July 31, 2012
PACIFIC BLASTING & DEMOLITION LTD.
Explosive compaction was used at the Seymour Falls Dam project in British Columbia.
FEATURE | Site Services
Explosive soil compaction an economic alternative
Traditional methods of mechanical soil compaction involve the application of energy to a building site — vibration, impact, kneading or pressure — and require a significant investment of time. An alternative technique, explosive compaction, offers an almost instantaneous form of the art of soil stabilization.
For more than 20 years, Pacific Blasting & Demolition Ltd., with head office in Burnaby, B.C. has been offering explosive compaction to construction and engineering clients as the exclusive service provider to Explosive Compaction Inc., of Surrey B.C. The company has applied the technique across Canada and the U.S. and as far away as Russia and Japan in projects involving soil volumes as large as 600,000 cubic metres.
“Explosive compaction is an economic alternative to other more traditional soil improvement techniques, especially on large-scale construction sites,” says Ron Elliott, vice-president, Blasting Division, with Pacific Blasting. “These are typically construction projects such as dams, bridges, highways, industrial building sites, and oil drilling platforms. We’ve also applied the technique on large warehouse sites and on the preparation of a five-acre hotel site on the waterfront in Kelowna, B.C.”
The technique involves drilling blast holes at a prescribed distance apart, with distance depending on project design. A typical blast hole contains five to seven decks of explosive, which are detonated sequentially from bottom to top. The series of small charges induces liquefaction in the surrounding soil, duplicating at a small scale what happens in an earthquake.
“You can’t use an explosive that’s too sensitive, because you want the rounds to detonate independently, not set the other detonators off,” says Elliott. “The soil briefly behaves as a viscous liquid, which allows the soil particles to settle into a denser state. The results are almost instantaneous. You can observe immediate ground settlement of up to 10 per cent, depending on soil conditions — the looser and more granular the soil, the more dramatic the results. I’ve watched ground levels drop more than 1.5 metres following densification.”
When the resettlement occurs, a significant amount of groundwater comes to the surface, often at a rate of hundreds of gallons per minute.
“You see sand boils filled with water that appear on the surface of the soil, which is pretty neat,” says Elliott. “Most of this water later drains back into the ground.”
The technique works best when deep compaction is required. Blast holes 30 to 40 metres deep provide much more dramatic results than holes drilled 10 metres deep.
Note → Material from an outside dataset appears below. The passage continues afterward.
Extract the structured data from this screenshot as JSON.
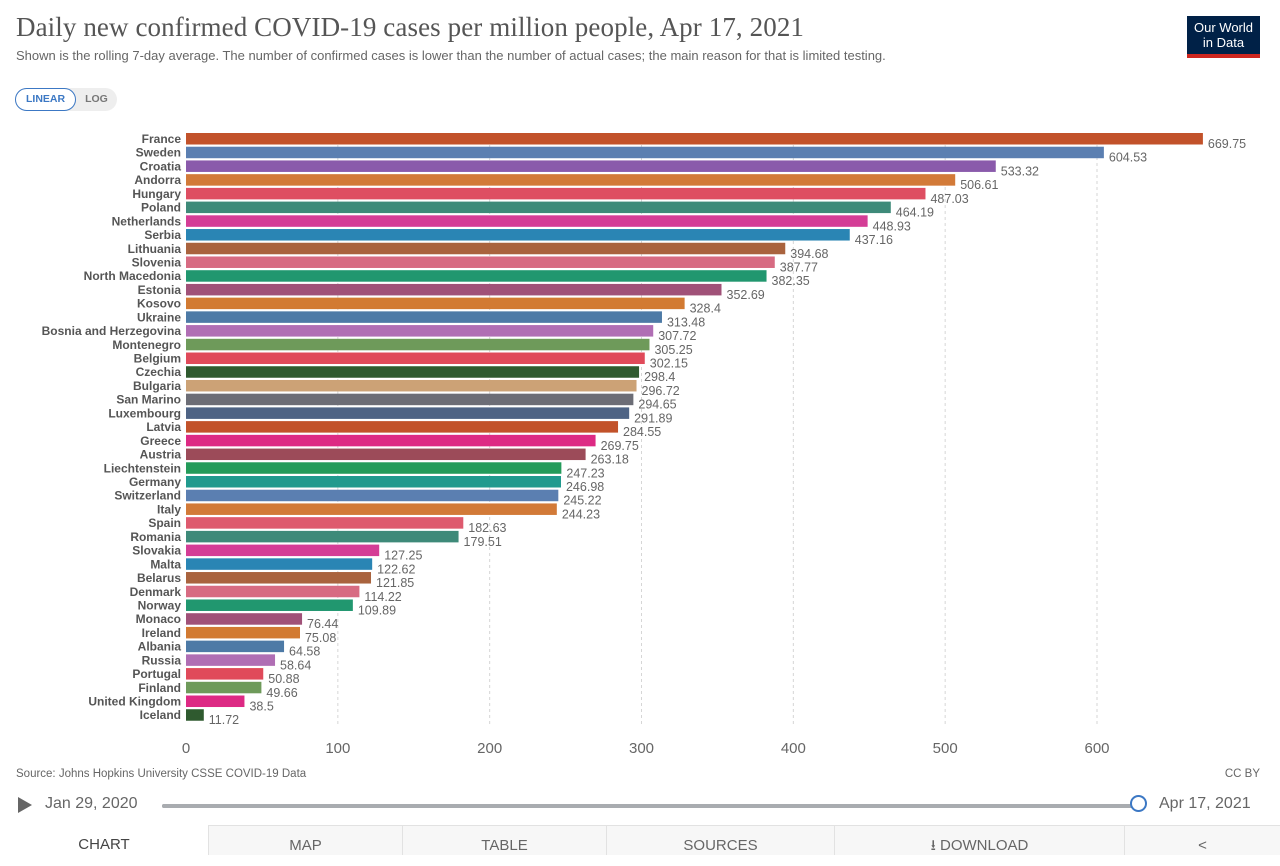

On an optimum project, relative soil density can be increased by 70 to 80 per cent.
Advantages of the technique include a sort of inoculation against future earthquakes, because the soil has already undergone the compaction that an earthquake might cause. By increasing the density of the soil, the technique can also increase the storage capacity of earth-filled tailings dams.
Applied over small areas in test blast holes, explosive compaction can also be used to evaluate the seismic liquefaction potential of soil.
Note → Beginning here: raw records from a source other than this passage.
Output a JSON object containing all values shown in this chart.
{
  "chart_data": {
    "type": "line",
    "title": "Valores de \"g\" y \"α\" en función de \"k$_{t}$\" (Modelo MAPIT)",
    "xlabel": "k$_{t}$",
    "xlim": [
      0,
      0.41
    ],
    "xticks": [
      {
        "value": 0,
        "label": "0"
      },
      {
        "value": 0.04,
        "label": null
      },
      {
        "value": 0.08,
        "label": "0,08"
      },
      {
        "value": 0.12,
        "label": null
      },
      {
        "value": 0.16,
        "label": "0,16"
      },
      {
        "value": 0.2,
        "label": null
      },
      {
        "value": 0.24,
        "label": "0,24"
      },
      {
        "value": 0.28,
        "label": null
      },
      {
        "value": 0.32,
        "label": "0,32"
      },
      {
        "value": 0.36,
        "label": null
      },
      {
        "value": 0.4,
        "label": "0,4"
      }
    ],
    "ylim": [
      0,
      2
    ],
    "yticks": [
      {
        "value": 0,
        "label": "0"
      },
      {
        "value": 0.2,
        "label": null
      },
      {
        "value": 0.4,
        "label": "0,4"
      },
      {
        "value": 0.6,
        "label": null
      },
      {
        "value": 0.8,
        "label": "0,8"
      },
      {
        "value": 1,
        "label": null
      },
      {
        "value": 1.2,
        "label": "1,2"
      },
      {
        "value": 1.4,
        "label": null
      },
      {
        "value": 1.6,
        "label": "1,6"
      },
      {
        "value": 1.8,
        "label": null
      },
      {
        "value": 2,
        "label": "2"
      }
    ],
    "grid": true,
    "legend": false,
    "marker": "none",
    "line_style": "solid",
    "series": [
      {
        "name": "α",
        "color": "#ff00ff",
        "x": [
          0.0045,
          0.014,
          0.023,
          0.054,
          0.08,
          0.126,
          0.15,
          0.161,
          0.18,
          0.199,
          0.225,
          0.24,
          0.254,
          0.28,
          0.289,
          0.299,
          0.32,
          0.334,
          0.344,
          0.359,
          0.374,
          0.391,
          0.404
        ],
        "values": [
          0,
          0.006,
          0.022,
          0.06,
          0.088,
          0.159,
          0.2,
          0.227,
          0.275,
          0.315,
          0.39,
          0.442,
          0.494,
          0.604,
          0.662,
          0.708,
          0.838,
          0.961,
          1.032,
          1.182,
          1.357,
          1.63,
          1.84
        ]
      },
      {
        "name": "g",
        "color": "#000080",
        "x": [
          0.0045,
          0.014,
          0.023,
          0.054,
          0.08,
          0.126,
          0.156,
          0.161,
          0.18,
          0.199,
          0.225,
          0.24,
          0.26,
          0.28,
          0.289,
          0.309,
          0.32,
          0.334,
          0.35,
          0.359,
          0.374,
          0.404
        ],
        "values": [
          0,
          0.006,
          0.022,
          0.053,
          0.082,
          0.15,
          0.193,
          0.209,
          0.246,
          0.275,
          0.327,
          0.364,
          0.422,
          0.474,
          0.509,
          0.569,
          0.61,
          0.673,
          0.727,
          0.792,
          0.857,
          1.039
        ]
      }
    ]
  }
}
Some of the company’s signature projects include preparing the site of the TransX logistics company warehouse in New Westminster, and the seismic upgrading of B.C.’s Seymour Falls Dam from 2004 to 2007.
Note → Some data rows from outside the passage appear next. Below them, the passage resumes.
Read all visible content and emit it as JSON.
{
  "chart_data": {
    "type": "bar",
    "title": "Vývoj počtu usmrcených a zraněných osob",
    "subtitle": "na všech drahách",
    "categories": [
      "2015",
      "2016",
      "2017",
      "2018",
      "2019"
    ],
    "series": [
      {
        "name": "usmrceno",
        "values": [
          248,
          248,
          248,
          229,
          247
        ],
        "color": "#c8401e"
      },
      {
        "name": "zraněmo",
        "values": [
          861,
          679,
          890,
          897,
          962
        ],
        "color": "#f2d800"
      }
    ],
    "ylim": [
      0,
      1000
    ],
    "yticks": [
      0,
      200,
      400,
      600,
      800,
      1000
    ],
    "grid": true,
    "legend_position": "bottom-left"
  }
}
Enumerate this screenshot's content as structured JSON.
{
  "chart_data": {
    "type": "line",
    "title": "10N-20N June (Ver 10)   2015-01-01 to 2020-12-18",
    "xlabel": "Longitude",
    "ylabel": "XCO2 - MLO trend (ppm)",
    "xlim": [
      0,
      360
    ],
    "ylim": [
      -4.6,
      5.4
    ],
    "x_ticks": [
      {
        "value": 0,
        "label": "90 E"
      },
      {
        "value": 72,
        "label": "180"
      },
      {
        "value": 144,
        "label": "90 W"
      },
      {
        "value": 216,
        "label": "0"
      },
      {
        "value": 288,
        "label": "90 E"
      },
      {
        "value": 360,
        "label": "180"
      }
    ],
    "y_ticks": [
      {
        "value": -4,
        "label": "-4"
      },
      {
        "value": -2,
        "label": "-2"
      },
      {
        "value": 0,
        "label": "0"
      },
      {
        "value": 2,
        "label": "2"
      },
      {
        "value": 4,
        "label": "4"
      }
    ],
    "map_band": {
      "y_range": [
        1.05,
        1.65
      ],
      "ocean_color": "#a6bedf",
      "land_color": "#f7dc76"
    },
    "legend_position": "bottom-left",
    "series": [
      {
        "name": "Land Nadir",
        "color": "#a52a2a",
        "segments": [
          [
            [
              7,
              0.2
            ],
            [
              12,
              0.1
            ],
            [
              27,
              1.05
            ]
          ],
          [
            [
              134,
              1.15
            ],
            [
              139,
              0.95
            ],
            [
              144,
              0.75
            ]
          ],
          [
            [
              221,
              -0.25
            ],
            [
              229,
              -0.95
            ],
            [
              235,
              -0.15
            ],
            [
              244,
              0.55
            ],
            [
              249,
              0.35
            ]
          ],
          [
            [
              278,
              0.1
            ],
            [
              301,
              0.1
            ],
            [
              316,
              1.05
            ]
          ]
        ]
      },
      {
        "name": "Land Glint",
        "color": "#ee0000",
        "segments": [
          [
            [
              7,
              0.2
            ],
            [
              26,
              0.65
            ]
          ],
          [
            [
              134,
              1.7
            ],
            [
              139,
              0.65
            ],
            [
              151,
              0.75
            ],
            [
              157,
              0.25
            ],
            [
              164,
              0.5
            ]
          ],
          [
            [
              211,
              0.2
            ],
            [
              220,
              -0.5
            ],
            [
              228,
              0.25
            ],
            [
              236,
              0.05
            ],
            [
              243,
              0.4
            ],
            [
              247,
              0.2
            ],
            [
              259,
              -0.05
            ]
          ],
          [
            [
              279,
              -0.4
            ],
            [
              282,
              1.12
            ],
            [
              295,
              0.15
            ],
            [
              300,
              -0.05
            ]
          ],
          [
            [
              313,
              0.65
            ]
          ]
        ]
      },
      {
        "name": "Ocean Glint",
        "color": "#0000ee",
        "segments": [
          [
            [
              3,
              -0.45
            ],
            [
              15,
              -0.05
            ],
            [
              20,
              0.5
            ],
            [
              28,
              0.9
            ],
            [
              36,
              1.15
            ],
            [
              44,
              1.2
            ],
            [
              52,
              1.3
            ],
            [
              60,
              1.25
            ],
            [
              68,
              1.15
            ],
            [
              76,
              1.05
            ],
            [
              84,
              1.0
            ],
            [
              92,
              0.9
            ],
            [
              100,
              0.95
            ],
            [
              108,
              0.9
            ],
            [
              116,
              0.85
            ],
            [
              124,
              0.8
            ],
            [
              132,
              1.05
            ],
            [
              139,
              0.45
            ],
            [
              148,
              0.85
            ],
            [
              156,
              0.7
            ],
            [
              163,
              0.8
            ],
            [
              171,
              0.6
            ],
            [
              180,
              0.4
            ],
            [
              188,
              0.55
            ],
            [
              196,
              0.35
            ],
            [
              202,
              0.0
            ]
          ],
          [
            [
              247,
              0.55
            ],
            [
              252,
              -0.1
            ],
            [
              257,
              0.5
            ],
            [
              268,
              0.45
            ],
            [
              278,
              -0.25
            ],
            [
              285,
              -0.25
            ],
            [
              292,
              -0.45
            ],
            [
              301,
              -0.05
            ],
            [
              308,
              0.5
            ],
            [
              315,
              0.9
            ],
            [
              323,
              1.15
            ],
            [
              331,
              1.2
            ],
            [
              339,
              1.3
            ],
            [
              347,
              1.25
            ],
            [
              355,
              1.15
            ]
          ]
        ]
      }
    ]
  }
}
“In the early ‘90s, we worked on projects on Mount St. Helen’s in Washington,” says Elliott. “In one case, they were building a highway that crossed some avalanche debris, but as the heavy rock trucks traveled over the soil, it would liquefy and the trucks would get stuck right down to the boxes. We pre-densified the soil in a strip across the debris flow to allow them to work.”
The company also densified the sand ballast in the Molikpaq, a semi-submersible oil rig located in the Beaufort Sea.
“The rig was designed by Canadian engineers, but built in Japan and towed into place,” says Elliott. “The rig is huge — about two football fields side by side. The ballast box of the rig is filled to a depth of about 75 feet with dredged sand.”
Engineers were concerned that earthquake vibrations or impact loading from the shifting ice pack might liquefy the loose saturated sand and possibly destabilize the rig. Pacific Blasting was able to densify the ballast material by about 25 per cent.
The rig was later sold to Russian company Sakhalin Energy, which wanted to use it as a production platform in the Sea of Okhotsk. The rig was increased in height due to the addition of four hull sections during refitting in Korea, and then towed to the Russian sea for final placement.
“We were called to Russia to compact the sand ballast a second time,” says Elliott. “We came full circle, because the explosive compaction technique was developed and pioneered by Russian engineers in the 1940s.”